We were invited to take part in the Future of Sound tour, showcasing the 3d sound imaging system made by Martyn Ware’s company Illustrious. This system takes up to 16 audio inputs and positional data, enabling artists & composers to create soundscapes over a multi-layered speaker array (shown above).
Our aim was to work on a interactive soundscape system, and to present our work so far on each stage of the tour. The virtual space that would represent the physical audio space, using gestural video game technology as input. We wanted to create a playful and game like experience, with no goals or objectives. We began to play with the metaphor of the hands, what possibilities are there if you could sculpt, stretch, push and spin sounds.
Gametrak was a controller from In2Games, that accurately tracks the position of your hands. The benefits are that it is low cost and low latency. By reading the HID data, then calculating the angles and distances, it is possible to use this hand tracking device outside of the games it was intended for.
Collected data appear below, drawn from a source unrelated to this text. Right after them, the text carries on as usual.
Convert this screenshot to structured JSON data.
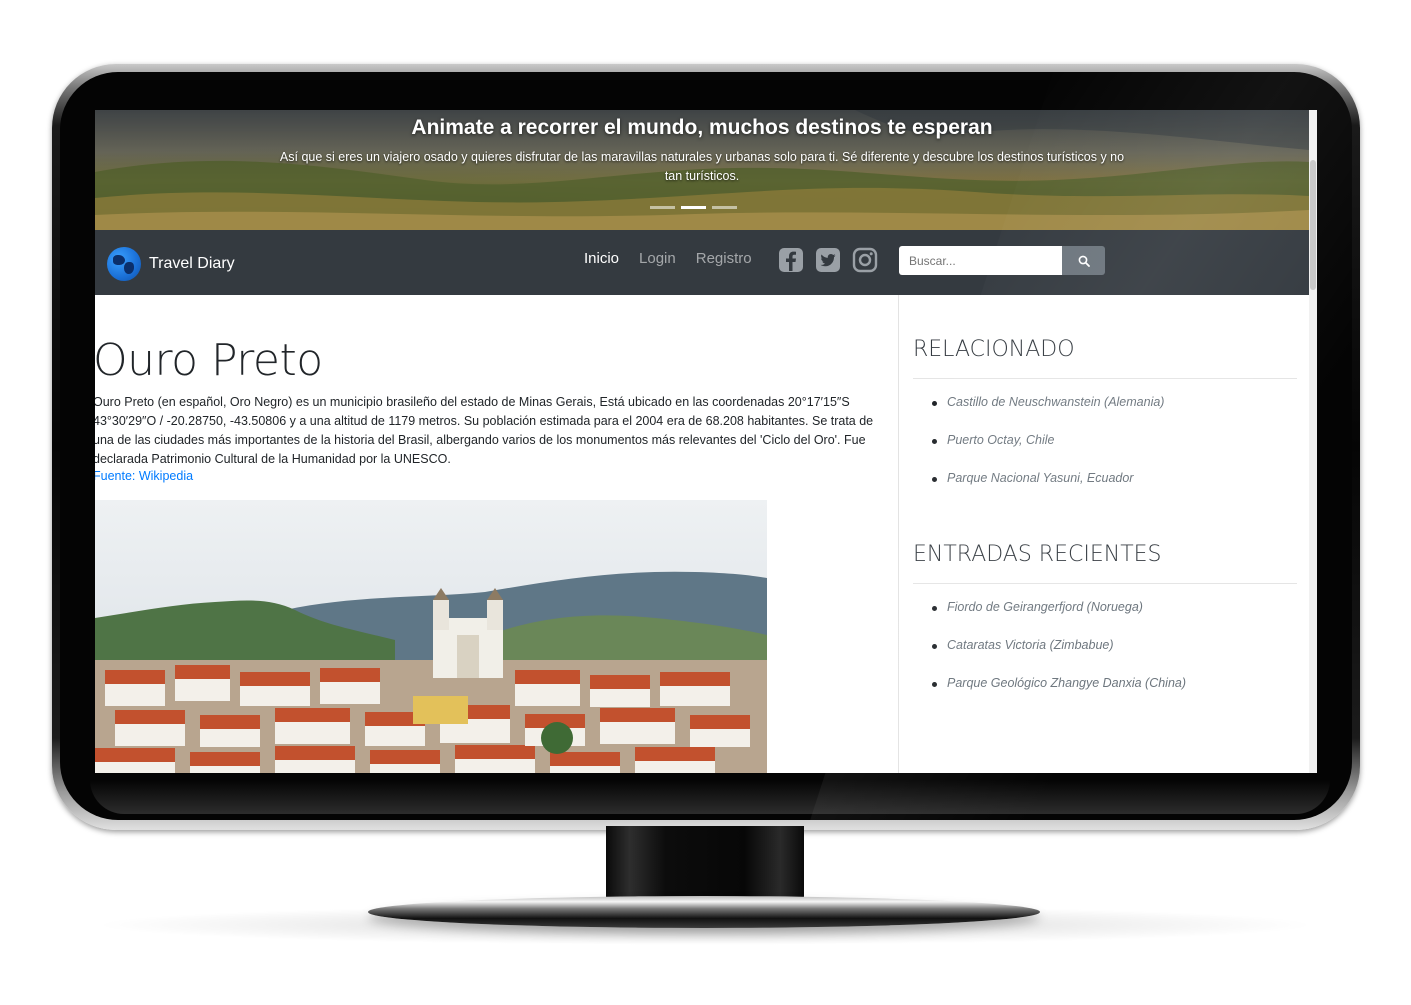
{
  "hero": {
    "title": "Animate a recorrer el mundo, muchos destinos te esperan",
    "subtitle": "Así que si eres un viajero osado y quieres disfrutar de las maravillas naturales y urbanas solo para ti. Sé diferente y descubre los destinos turísticos y no tan turísticos.",
    "slides": 3,
    "active_slide": 1
  },
  "navbar": {
    "brand": "Travel Diary",
    "links": [
      {
        "label": "Inicio",
        "active": true
      },
      {
        "label": "Login",
        "active": false
      },
      {
        "label": "Registro",
        "active": false
      }
    ],
    "social_icons": [
      "facebook-icon",
      "twitter-icon",
      "instagram-icon"
    ],
    "search": {
      "placeholder": "Buscar..."
    }
  },
  "article": {
    "title": "Ouro Preto",
    "body": "Ouro Preto (en español, Oro Negro) es un municipio brasileño del estado de Minas Gerais, Está ubicado en las coordenadas 20°17′15″S 43°30′29″O / -20.28750, -43.50806 y a una altitud de 1179 metros. Su población estimada para el 2004 era de 68.208 habitantes. Se trata de una de las ciudades más importantes de la historia del Brasil, albergando varios de los monumentos más relevantes del 'Ciclo del Oro'. Fue declarada Patrimonio Cultural de la Humanidad por la UNESCO.",
    "source": "Fuente: Wikipedia"
  },
  "sidebar": {
    "related": {
      "title": "RELACIONADO",
      "items": [
        "Castillo de Neuschwanstein (Alemania)",
        "Puerto Octay, Chile",
        "Parque Nacional Yasuni, Ecuador"
      ]
    },
    "recent": {
      "title": "ENTRADAS RECIENTES",
      "items": [
        "Fiordo de Geirangerfjord (Noruega)",
        "Cataratas Victoria (Zimbabue)",
        "Parque Geológico Zhangye Danxia (China)"
      ]
    }
  },
  "colors": {
    "navbar_bg": "#343a40",
    "link": "#007bff",
    "muted": "#6c757d",
    "brand_icon": "#1a6fd6"
  }
}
This version was shown at FACT in Liverpool and at the Millennium Galleries in Sheffield. It was the initial prototype to get sounds moving around a 3D space with the Illustrious system and sound wise, the functionality was quite basic.
In this version the user could you their hands to push simple primitive geometric objects around a virtual 3D space. These objects had predefined linear sound loops attached, thereby providing spatial positioning for the sounds over 16 channels. The cubed space represents the speaker space, with the listener standing in the centre. The hand graphic gets a darker surround as you get near to the sound object, an attempt at visual feedback where tactile does not exist. By bringing your hands together it clears the scene.
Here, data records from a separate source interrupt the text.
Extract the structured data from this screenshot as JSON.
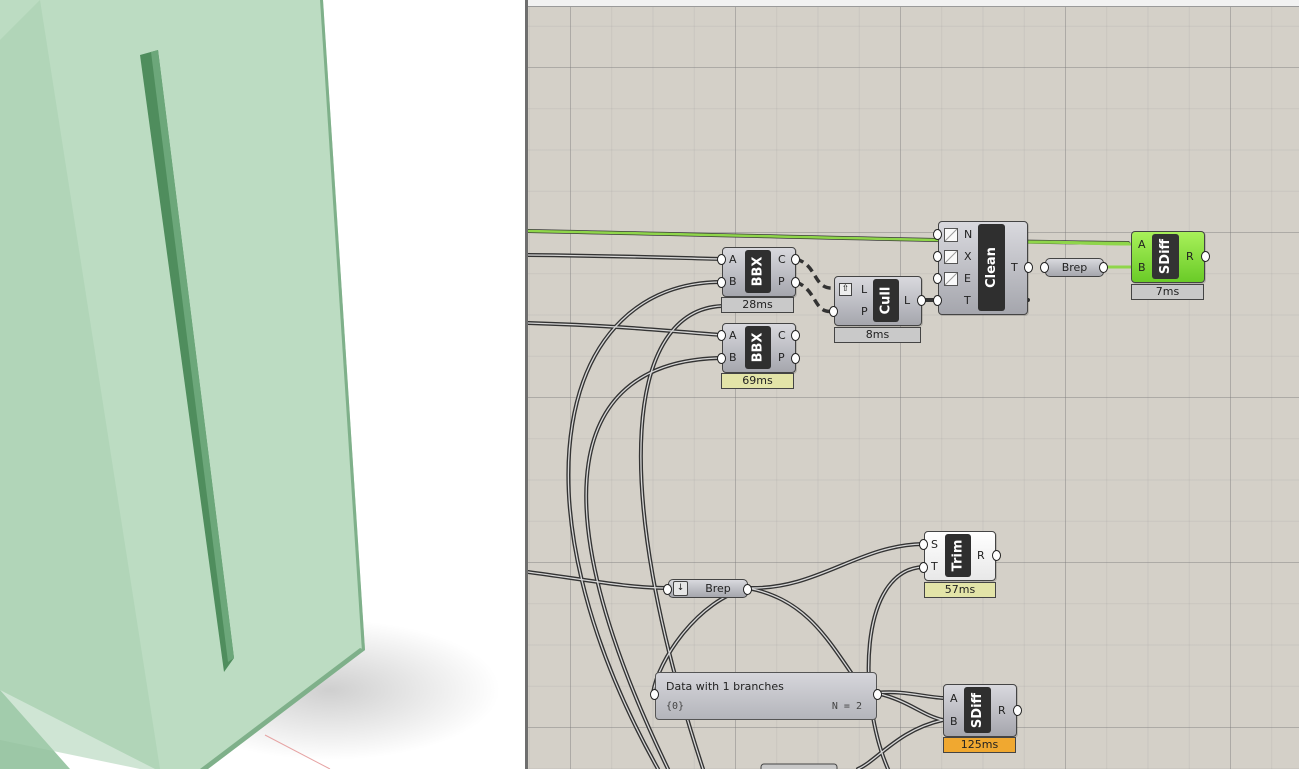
{
  "canvas": {
    "components": {
      "bbx1": {
        "nickname": "BBX",
        "inputs": [
          "A",
          "B"
        ],
        "outputs": [
          "C",
          "P"
        ],
        "time": "28ms"
      },
      "bbx2": {
        "nickname": "BBX",
        "inputs": [
          "A",
          "B"
        ],
        "outputs": [
          "C",
          "P"
        ],
        "time": "69ms"
      },
      "cull": {
        "nickname": "Cull",
        "inputs": [
          "L",
          "P"
        ],
        "outputs": [
          "L"
        ],
        "time": "8ms"
      },
      "clean": {
        "nickname": "Clean",
        "inputs": [
          "N",
          "X",
          "E",
          "T"
        ],
        "outputs": [
          "T"
        ]
      },
      "sdiff1": {
        "nickname": "SDiff",
        "inputs": [
          "A",
          "B"
        ],
        "outputs": [
          "R"
        ],
        "time": "7ms"
      },
      "trim": {
        "nickname": "Trim",
        "inputs": [
          "S",
          "T"
        ],
        "outputs": [
          "R"
        ],
        "time": "57ms"
      },
      "sdiff2": {
        "nickname": "SDiff",
        "inputs": [
          "A",
          "B"
        ],
        "outputs": [
          "R"
        ],
        "time": "125ms"
      }
    },
    "params": {
      "brep1": {
        "label": "Brep"
      },
      "brep2": {
        "label": "Brep"
      }
    },
    "panel": {
      "title": "Data with 1 branches",
      "path": "{0}",
      "count": "N = 2"
    },
    "colors": {
      "canvas": "#d4d0c8",
      "selected_green": "#7ed63a",
      "warning_orange": "#f0a830",
      "geometry_green": "#b9dcbf"
    }
  }
}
This version was shown at Goldsmiths College in London and was a more involved prototype using a granular playback engine for the sound. The granular engine allows more interaction with the sound and a direct connection between sound and object visuals. Instead of primitive shapes, the mesh shapes were modulated by the amplitude of the sounds they contained.
The rate of rotation of each object now controls the rate of playback for the sound contained, this applies bi-directionally, with reverse spin scrubbing through the sound backwards. The size of the object is also changeable and relates to pitch, large objects are pitched low and small pitched high.
There is also a degradation system affected by object collisions whereby sounds can collide a number of times with walls or other objects before they disappear. As they collide the sounds degrade in terms of their granular playback with each collision affecting their grain size, density and smear. There is also a synthesized collision sound, used sparsely, to underline this event from time to time.
The visuals and interactive system were programmed in Lingo using Adobe Director. The sound engine programmed in Max/MSP. Communication between the two was via Open Sound Control, and position data sent to Illustrious via MIDI (see sketch).
Programming of Gametrak input was using the Joystick Xtra for Director.